As I watched the YouTube video of ‘Brooklyn Bridge,’ I witnessed compelling images of blue uniforms immersed in hordes of protesters (and flashbacks from a different era), holding hands in solidarity, and we even have a soundtrack, some mantras that suck you into the controversy, even though you are simply sipping coffee at your computer terminal. But we are there too!

Chants like: “Let them go! Let them go!” Or: “The people united, will never be defeated! The people united, will never be defeated!” Chant this about a hundred times, and see what I mean. You’ll come up with your own definition of democracy, and why recent events are tending to disenfranchise you and me from attainment of THE AMERICAN DREAM!
I grew up believing The American Dream was attainable, but I’m having strong doubts now, as I see a growing cleavage between the Have and the Have Nots.
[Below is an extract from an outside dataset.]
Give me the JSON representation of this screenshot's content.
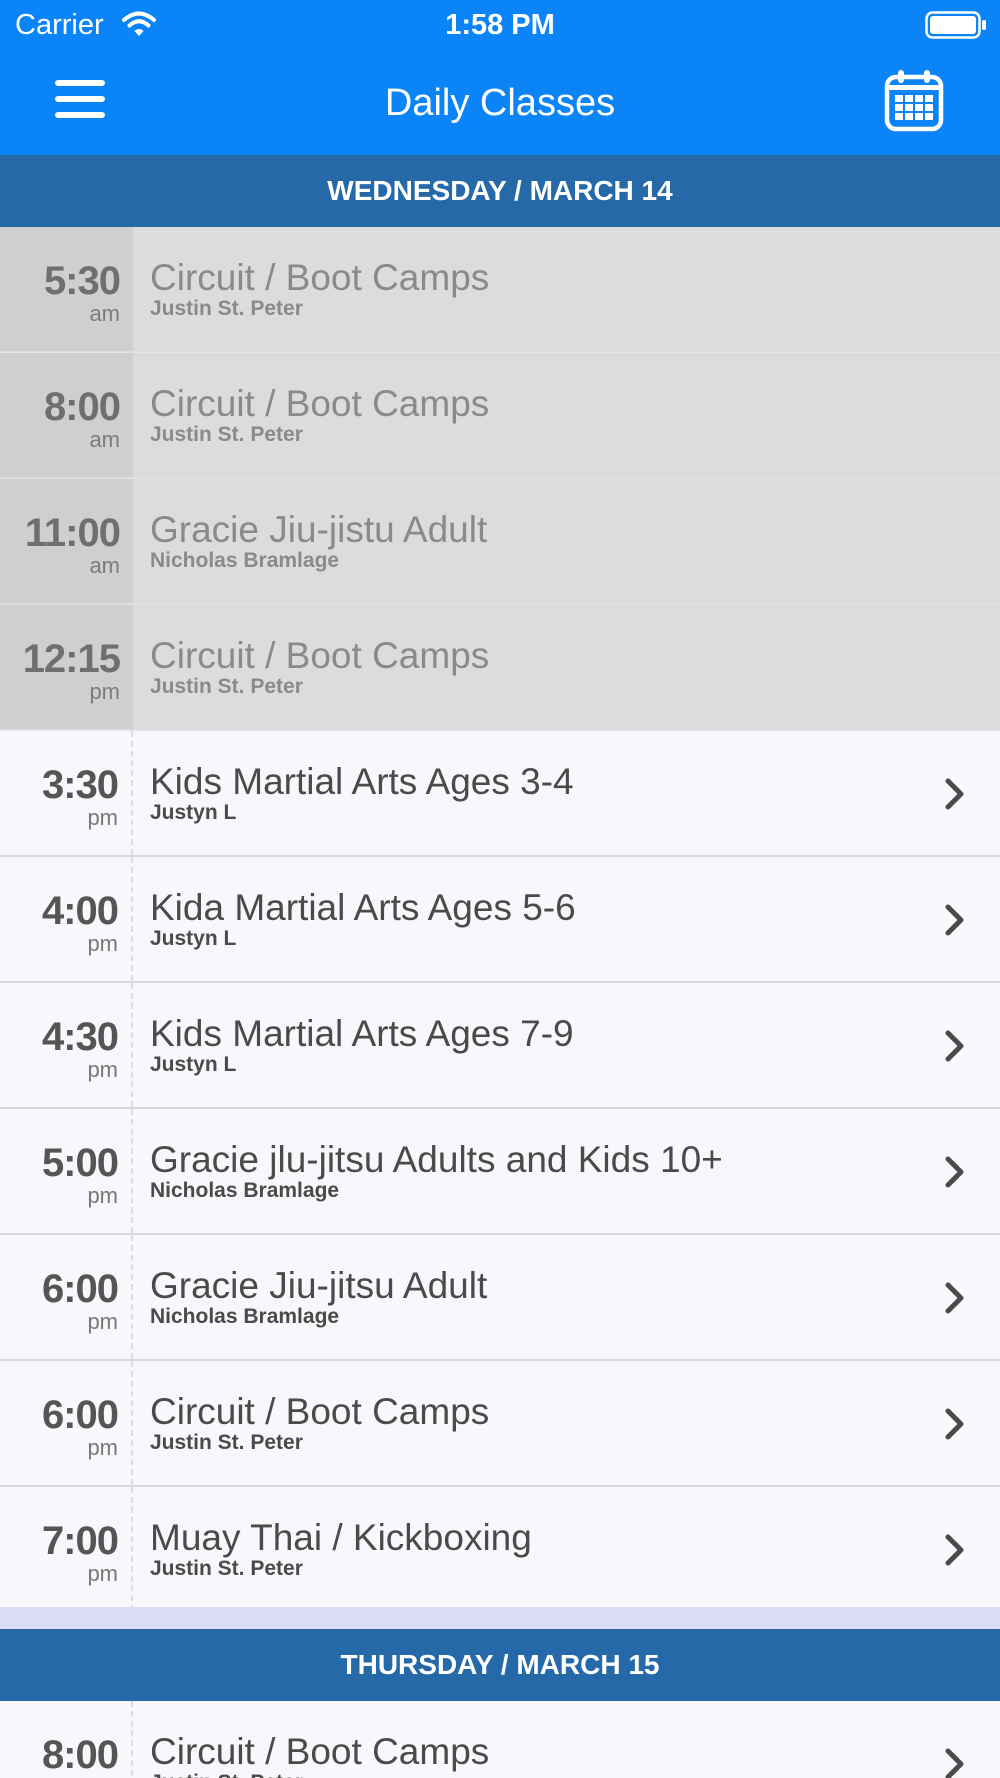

Social and economic inequality are the quickest road to American Dream Extermination, so this makes me thankful for what the Occupy Wall Street Movement is doing.
The Rich need to pay a larger portion of taxes. *(Repeat this mantra as many times as possible until it sinks in 100 %.) The post WWII Middle Class Renaissance of vast home ownership, all with jobs, and a vibrant Baby-Boomer culture, that fostered the Leisure-Time-Youth-Movement of the 1960s (which in turn was a stimulant for the Rock Revolution), was created mainly by the GI Bill, which was a government-run program.
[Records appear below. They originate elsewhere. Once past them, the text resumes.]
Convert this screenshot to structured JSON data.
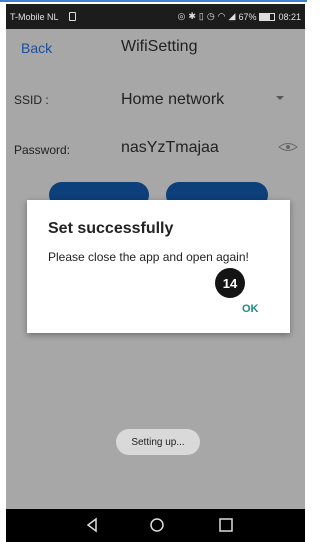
{
  "status_bar": {
    "carrier": "T-Mobile  NL",
    "icons": [
      "sim-icon",
      "nfc-icon",
      "bluetooth-icon",
      "vibrate-icon",
      "alarm-icon",
      "wifi-icon",
      "signal-icon",
      "battery-icon"
    ],
    "battery": "67%",
    "time": "08:21"
  },
  "header": {
    "back_label": "Back",
    "title": "WifiSetting"
  },
  "form": {
    "ssid_label": "SSID :",
    "ssid_value": "Home network",
    "password_label": "Password:",
    "password_value": "nasYzTmajaa"
  },
  "dialog": {
    "title": "Set successfully",
    "message": "Please close the app and open again!",
    "ok_label": "OK",
    "badge": "14"
  },
  "toast": {
    "text": "Setting up..."
  },
  "colors": {
    "accent_link": "#1d4f9a",
    "ok_button": "#1f8a86",
    "pill_buttons": "#0d3f7a"
  }
}
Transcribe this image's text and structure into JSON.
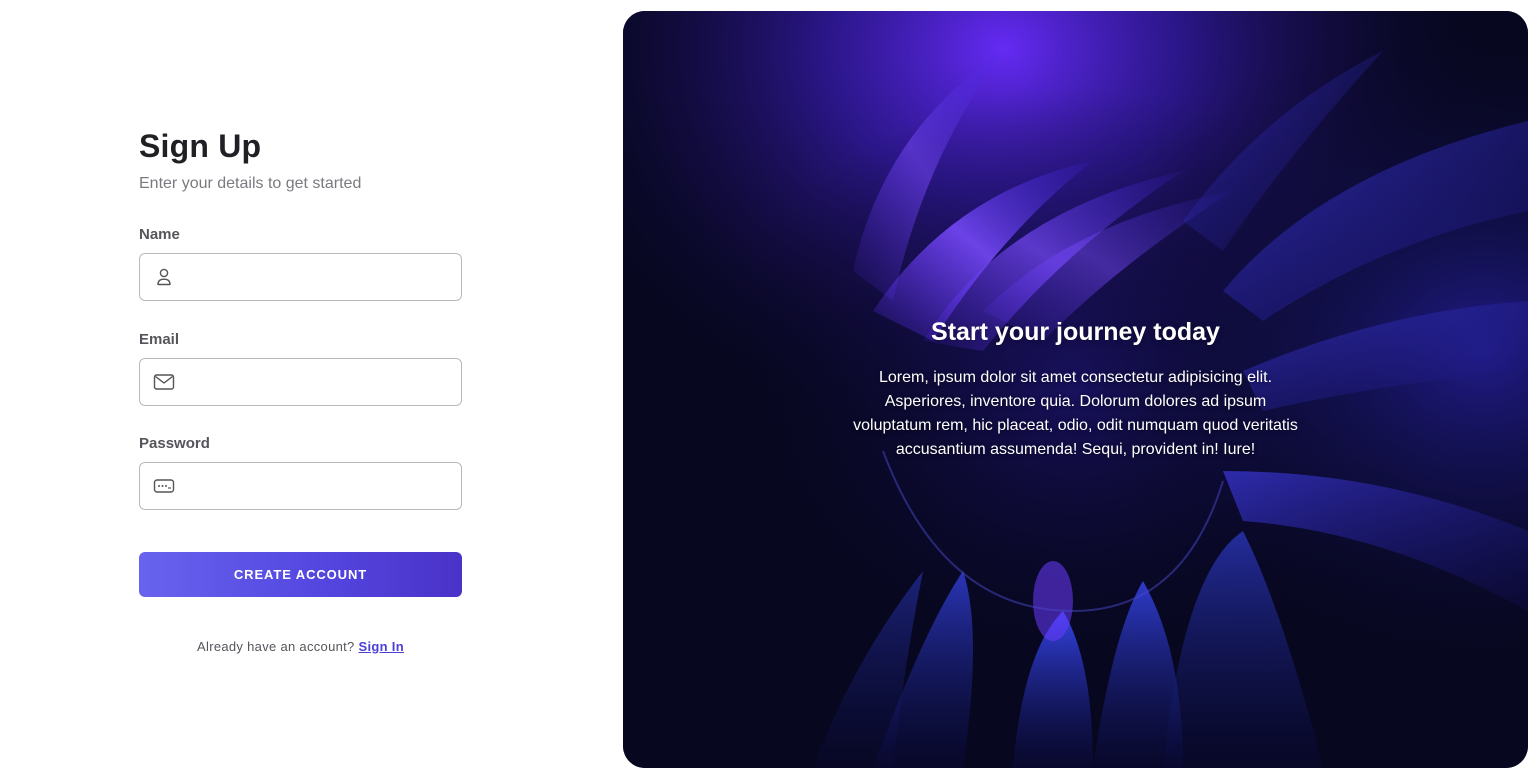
{
  "form": {
    "title": "Sign Up",
    "subtitle": "Enter your details to get started",
    "fields": {
      "name": {
        "label": "Name",
        "value": "",
        "icon": "user-icon"
      },
      "email": {
        "label": "Email",
        "value": "",
        "icon": "mail-icon"
      },
      "password": {
        "label": "Password",
        "value": "",
        "icon": "password-icon"
      }
    },
    "submit_label": "CREATE ACCOUNT",
    "signin_prompt": "Already have an account?",
    "signin_link": "Sign In"
  },
  "hero": {
    "title": "Start your journey today",
    "body": "Lorem, ipsum dolor sit amet consectetur adipisicing elit. Asperiores, inventore quia. Dolorum dolores ad ipsum voluptatum rem, hic placeat, odio, odit numquam quod veritatis accusantium assumenda! Sequi, provident in! Iure!"
  },
  "colors": {
    "accent": "#5447e0",
    "link": "#4b3fd8",
    "hero_background": "#07071f",
    "hero_glow": "#6a2cff"
  }
}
A twist of irony is intrinsic in this historical phenomenon. A robust middle-class society, running on all 8 cylinders (I drove a yellow Ford Mustang 289 during this time), was not a result of a vibrant free-enterprise system, but rather was a positive by-product of government inspired social engineering and American hegemony, where we had preeminence in the world, in an odd admixture of military/capitalist tyranny, with a chilly Cold War vice-control on emerging Third World nations.
This is what Vietnam was all about. This is what the protests against the Vietnam War were all about. They were about social injustice and the fact that it was Blacks and Browns and Poor Whites who were coming back in body bags from Vietnam, not the rich. On the other hand, the wealthy kids could get student deferments that allowed them to live in safety, away from the jungles of Vietnam.
I see continuity between the ’60s war protests and the growing Occupy Wall Street Movement. Both are grass-roots political movements that are fostered by legitimate grievances, that tend to make it impossible to continue living or functioning under current conditions. Unemployment is the greatest catalyst for the New Wave, but there are many other triggers for discontent.
Low wages, corrupt greedy corporations that won’t hire, out-sourcing, avaricious banks, the wealthy who enjoy a plethora of tax-loops, wars that never end and produce no results either, and in general, a feeling of shrinking hopes, or simply the impossibility of ever carving out a portion of America you can call your own.